Artikel 5 Belastingtijdvak
  • 5.1
    Met betrekking tot de rechten die per jaar worden geheven is het belastingjaar gelijk aan het kalenderjaar.
  • 5.2
    Met betrekking tot de rechten genoemd in onderdeel 3.4 van de tarieventabel is het belastingtijdvak gelijk aan de periode waarvoor wordt afgekocht.
Artikel 6 Wijze van heffing
  • 6.1
    De onderhoudsrechten, bedoeld in onderdeel 3.1.3, 3.1.4 en 3.1.5 van de tarieventabel, worden geheven bij wege van aanslag met dien verstande dat per belastbaar feit een afzonderlijke aanslag kan worden opgelegd.
  • 6.2
    Andere rechten als die bedoeld in onderdeel 3.1.3, 3.1.4 en 3.1.5 van de tarieventabel worden geheven door middel van een gedagtekende schriftelijke kennisgeving waarop het gevorderde bedrag is vermeld. Het gevorderde bedrag wordt door toezending of uitreiking van de schriftelijke kennisgeving aan de belastingschuldige bekend gemaakt.

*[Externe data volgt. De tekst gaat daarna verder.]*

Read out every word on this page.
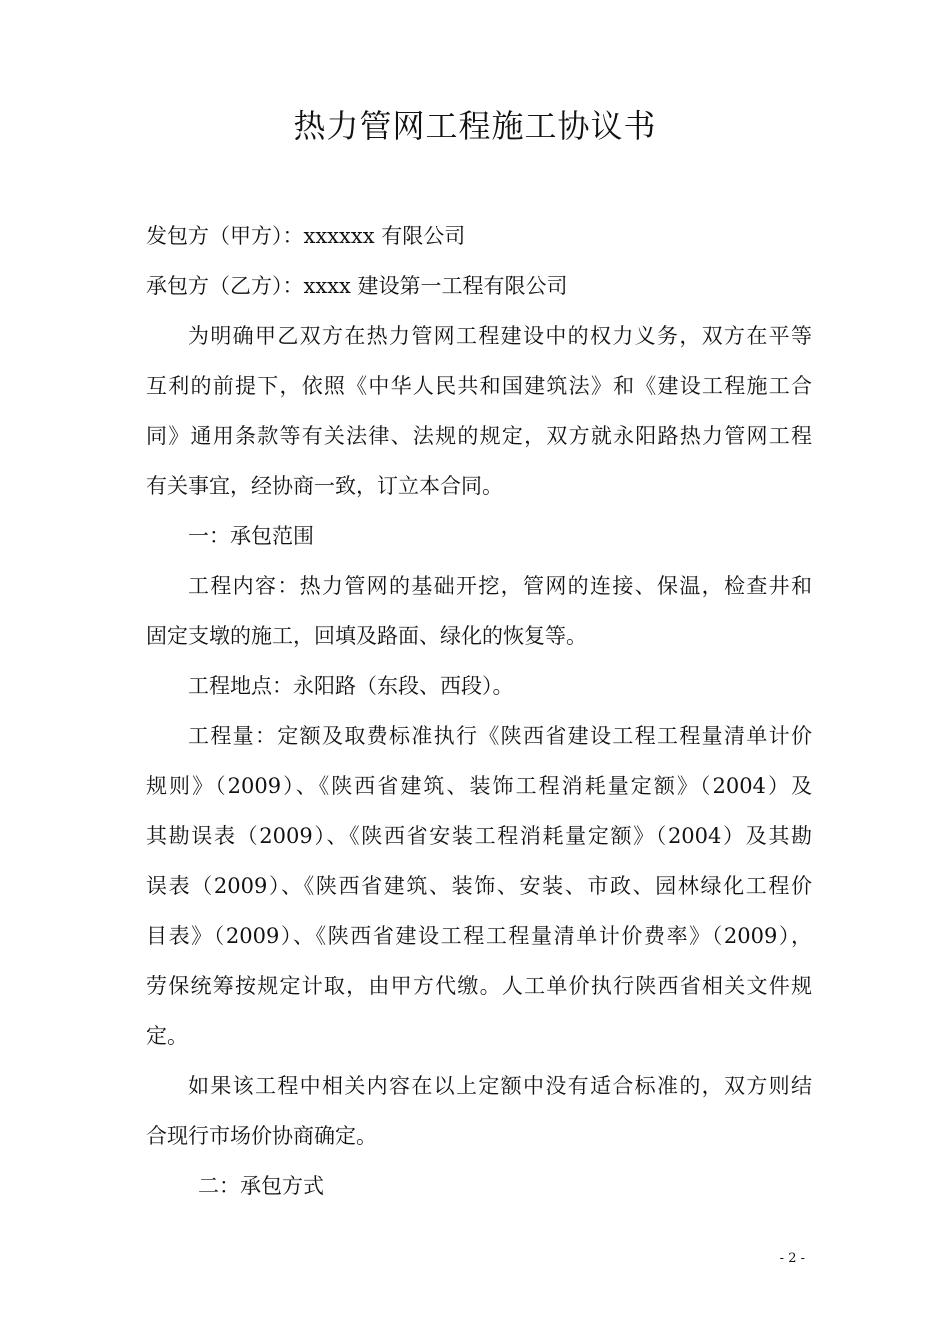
热力管网工程施工协议书

发包方（甲方）：xxxxxx 有限公司

承包方（乙方）：xxxx 建设第一工程有限公司

为明确甲乙双方在热力管网工程建设中的权力义务，双方在平等

互利的前提下，依照《中华人民共和国建筑法》和《建设工程施工合

同》通用条款等有关法律、法规的规定，双方就永阳路热力管网工程

有关事宜，经协商一致，订立本合同。

一：承包范围

工程内容：热力管网的基础开挖，管网的连接、保温，检查井和

固定支墩的施工，回填及路面、绿化的恢复等。

工程地点：永阳路（东段、西段）。

工程量：定额及取费标准执行《陕西省建设工程工程量清单计价

规则》（2009）、《陕西省建筑、装饰工程消耗量定额》（2004）及

其勘误表（2009）、《陕西省安装工程消耗量定额》（2004）及其勘

误表（2009）、《陕西省建筑、装饰、安装、市政、园林绿化工程价

目表》（2009）、《陕西省建设工程工程量清单计价费率》（2009），

劳保统筹按规定计取，由甲方代缴。人工单价执行陕西省相关文件规

定。

如果该工程中相关内容在以上定额中没有适合标准的，双方则结

合现行市场价协商确定。

二：承包方式

- 2 -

Artikel 7 Ontstaan van de belastingschuld en heffing naar tijdsgelang voor de jaarlijks verschuldigde rechten
  • 7.1
    De rechten, als bedoeld in onderdeel, 3.1.3, 3.1.4 en 3.1.5 van de tarieventabel zijn verschuldigd bij de aanvang van het belastingtijdvak of, zo dit later is, bij de aanvang van de belastingplicht.
  • 7.2
    Indien de belastingplicht in de loop van het belastingtijdvak aanvangt zijn de rechten bedoeld in onderdeel 3.1.3, 3.1.4 en 3.1.5 van de tarieventabel verschuldigd voor zoveel twaalfde gedeelten van de voor dat jaar verschuldigde rechten als er in dat jaar, na de aanvang van de belastingplicht, nog volle kalendermaanden overblijven.
  • 7.3
    Indien de belastingplicht in de loop van het belastingtijdvak eindigt, bestaat aanspraak op teruggave van de rechten bedoeld in, 3.1.3, 3.1.4 en 3.1.5 van de tarieventabel voor zoveel twaalfde gedeelten van de voor dat jaar verschuldigde rechten als er in dat jaar, na het einde van de belastingplicht, nog volle kalendermaanden overblijven.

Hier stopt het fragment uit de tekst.